Do you not care about most of your potential customers, or do you only cater to high net worth people? If so, then sure, substandard devices and connections can be ignored. If you’re Target, on the other hand, you probably shouldn’t ignore them.
I find it extremely odd that this was even a question on this site. Do you think the problem you’re solving should impact your tech stack at all, or is your tech stack more important than the problem?
You're making the same mistake as the author. I get unnecessarily aggro too, but a plain reading of their comment isn't "they only cater to high net worth people" or they're advocating for such. Its "hey we're talking about 3G connections at this point, which are mostly shut down, and we don't cover developing markets"

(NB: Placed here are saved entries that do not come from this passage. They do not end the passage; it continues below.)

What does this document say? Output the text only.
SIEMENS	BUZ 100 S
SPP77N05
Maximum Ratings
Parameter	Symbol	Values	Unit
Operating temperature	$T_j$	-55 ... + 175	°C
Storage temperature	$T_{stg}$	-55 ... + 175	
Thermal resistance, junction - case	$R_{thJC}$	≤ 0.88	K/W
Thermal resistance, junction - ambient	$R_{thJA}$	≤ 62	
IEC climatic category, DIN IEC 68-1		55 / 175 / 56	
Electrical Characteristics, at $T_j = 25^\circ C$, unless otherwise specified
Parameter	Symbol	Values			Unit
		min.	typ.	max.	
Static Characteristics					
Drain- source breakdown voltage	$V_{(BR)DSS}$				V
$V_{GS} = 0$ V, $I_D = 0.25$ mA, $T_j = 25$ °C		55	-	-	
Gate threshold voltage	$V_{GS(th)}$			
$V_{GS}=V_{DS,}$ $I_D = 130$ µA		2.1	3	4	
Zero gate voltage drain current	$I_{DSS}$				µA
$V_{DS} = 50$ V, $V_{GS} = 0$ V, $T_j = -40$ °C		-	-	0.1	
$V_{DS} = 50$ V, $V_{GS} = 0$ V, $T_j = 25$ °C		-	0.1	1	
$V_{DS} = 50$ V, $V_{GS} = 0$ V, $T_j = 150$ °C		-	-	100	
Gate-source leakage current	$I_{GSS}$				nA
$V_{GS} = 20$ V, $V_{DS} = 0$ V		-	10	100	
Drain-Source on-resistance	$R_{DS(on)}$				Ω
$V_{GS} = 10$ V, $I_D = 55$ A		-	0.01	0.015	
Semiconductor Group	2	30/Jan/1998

Note most of this is nonsensical too.
His primary thing is "you don't need client side code because JS = (HTML + CSS) * x, where X >= 1"
We can start sneering about not caring about users there, too, having a one time client side download of that magnitude can certainly be much better on the poors than 10 page loads with SSR.
I keep hearing the "SPA is actually lightweight" argument but it's never materialized for me, the fastest sites are SSRs that are mostly static. The saving from HTML vs JSON just isn't that much over the wire and mobile CPUs and memory are a bottleneck.
I have a newer iPhone and Safari is still full-refreshing pages constantly due to memory.
With utmost respect, that's not what I'm saying :)
I hold no hot take position on anything web dev, or any firm declarative position.
What I'm trying to get at is, indicia of an article being half-baked includes things like asserting all that's required to agree is to care about the user.
This feels good to say, but doesn't say anything, other than there's been at least some short-circuiting of thought. We can come up with many trivial cases where "caring about users" involves requiring client-side logic during rendering.
I find it extremely odd that this was even a question on this site. Do you think the problem you’re solving should impact your tech stack at all, or is your tech stack more important than the problem?